Le management de la diversité présente de nombreuses similitudes avec le management interculturel dont il a tout intérêt à s’inspirer.
Le management inclusif d’une équipe diverse présente de nombreuses similitudes avec celui d’une équipe interculturelle. Les leaders rompus à l’exercice d’animer une réunion en visio avec leurs collaborateurs basés à São Paulo, Austin, Johannesbourg, Marseille et Shenzhen, ont beaucoup à nous apprendre sur la façon de gérer au mieux les talents de la diversité.
Commençons par corriger une idée reçue. En formation, beaucoup d’entreprises globales nous confient penser qu’elles pratiquent déjà un management inclusif parce qu’au quotidien, elles brassent un environnement multiculturel.

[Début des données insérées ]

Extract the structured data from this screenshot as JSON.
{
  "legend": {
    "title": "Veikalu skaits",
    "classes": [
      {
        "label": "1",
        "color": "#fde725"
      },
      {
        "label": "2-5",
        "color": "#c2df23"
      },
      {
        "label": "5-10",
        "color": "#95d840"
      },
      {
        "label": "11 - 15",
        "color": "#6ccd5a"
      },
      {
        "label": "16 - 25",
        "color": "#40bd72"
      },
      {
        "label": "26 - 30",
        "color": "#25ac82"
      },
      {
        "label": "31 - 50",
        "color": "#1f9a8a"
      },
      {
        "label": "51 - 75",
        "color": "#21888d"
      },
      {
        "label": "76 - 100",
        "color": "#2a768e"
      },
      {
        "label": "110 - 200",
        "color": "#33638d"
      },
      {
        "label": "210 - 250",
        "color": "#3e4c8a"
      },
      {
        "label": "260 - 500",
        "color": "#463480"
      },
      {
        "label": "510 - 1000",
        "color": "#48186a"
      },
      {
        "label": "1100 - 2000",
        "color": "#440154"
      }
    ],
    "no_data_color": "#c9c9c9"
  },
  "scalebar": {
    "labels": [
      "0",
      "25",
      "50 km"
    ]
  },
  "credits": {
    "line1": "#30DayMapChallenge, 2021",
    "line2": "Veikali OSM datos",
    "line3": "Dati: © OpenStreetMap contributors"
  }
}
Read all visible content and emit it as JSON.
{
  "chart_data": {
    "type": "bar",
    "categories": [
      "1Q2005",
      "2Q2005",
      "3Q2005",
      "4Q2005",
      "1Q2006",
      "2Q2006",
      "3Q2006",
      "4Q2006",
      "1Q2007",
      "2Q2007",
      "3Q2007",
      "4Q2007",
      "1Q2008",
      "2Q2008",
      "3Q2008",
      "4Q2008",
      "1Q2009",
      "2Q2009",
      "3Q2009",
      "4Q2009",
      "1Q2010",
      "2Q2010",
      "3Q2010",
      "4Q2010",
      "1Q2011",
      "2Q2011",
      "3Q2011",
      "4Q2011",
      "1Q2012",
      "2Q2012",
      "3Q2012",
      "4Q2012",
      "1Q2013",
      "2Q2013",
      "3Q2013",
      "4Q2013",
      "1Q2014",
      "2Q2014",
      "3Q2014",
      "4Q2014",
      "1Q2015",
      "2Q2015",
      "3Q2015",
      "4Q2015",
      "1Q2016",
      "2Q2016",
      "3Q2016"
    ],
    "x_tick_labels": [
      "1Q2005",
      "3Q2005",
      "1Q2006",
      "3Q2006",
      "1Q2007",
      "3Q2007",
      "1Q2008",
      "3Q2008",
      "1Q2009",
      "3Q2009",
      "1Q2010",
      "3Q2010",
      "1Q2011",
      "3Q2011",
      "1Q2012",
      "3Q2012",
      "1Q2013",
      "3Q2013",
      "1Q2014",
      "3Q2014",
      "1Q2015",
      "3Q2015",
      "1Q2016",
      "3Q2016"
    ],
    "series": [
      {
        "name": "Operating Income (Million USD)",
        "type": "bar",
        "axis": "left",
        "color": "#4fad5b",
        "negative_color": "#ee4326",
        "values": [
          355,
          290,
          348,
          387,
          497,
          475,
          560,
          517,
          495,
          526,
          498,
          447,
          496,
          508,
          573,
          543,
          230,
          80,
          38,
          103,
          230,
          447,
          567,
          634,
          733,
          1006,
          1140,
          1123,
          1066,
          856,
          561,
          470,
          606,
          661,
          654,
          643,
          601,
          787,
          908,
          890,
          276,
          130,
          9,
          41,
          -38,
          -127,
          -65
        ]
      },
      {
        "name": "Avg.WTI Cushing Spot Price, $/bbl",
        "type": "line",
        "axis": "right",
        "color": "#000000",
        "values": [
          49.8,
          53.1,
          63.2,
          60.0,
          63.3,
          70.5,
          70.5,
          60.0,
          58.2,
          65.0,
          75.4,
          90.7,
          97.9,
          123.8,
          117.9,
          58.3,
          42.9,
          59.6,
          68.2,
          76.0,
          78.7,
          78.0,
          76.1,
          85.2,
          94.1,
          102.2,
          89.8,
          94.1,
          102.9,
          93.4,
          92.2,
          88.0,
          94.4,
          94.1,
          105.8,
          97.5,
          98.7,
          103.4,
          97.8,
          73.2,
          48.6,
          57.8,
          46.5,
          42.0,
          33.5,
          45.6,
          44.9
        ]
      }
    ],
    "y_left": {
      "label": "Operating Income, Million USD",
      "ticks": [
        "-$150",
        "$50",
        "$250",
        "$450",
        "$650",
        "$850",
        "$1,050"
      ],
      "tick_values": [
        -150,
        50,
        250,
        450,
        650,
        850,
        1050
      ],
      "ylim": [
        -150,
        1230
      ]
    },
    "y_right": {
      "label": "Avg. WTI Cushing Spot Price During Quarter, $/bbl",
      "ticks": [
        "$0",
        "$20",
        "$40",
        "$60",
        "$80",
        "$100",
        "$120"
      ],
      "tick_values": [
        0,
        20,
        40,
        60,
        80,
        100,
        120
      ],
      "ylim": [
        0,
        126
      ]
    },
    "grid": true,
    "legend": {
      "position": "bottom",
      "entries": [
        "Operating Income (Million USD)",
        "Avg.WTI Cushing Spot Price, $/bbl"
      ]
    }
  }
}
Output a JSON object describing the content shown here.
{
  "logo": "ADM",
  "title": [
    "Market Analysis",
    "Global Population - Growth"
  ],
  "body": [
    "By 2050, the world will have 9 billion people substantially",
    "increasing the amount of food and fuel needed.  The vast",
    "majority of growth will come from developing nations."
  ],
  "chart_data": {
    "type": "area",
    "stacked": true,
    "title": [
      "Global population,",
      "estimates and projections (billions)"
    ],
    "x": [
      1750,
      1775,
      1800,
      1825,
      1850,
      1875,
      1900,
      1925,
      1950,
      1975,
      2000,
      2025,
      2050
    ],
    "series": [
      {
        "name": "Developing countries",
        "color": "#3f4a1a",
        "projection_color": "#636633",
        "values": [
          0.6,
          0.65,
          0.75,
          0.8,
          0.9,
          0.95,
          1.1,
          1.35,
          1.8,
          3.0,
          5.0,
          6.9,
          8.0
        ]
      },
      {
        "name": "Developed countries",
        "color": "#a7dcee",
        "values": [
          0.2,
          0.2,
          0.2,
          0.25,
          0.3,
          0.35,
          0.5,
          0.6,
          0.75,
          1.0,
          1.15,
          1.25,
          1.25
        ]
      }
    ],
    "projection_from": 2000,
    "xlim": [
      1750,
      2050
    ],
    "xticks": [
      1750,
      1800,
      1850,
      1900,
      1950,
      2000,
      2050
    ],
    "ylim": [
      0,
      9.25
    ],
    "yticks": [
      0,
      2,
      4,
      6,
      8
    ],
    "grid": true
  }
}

Or, une équipe d’ingénieurs issus des villes citées dans l’introduction présente à bien des égards une homogénéité plus grande qu’une team marketing parisienne comprenant un senior, une lesbienne et un jeune des “quartiers” ! Si le management de la question interculturelle n’est donc pas un visa pour celui de la diversité, il présente en revanche l’avantage d’avoir été bien étudié et de ne pas être trop polémique… si ce n’est d’être accusé d’entretenir certains stéréotypes : les Français sont comme ci, les Allemands sont comme ça, quant aux Chinois etc. (nous y reviendrons ).
Faites preuve de souplesse
Les spécialistes du management interculturel distinguent ainsi plusieurs axes qui nécessitent une approche différenciée : doit-on être explicite ou implicite dans sa communication interpersonnelle, peut-on être direct dans ses critiques et aller jusqu’à l’affrontement ou pratiquer l’évitement, est-on meilleur manager en maintenant une distance hiérarchique ou en favorisant le consensus, la gestion du temps et des horaires est-elle plus efficace quand elle est rigoureuse ou quand elle est souple etc.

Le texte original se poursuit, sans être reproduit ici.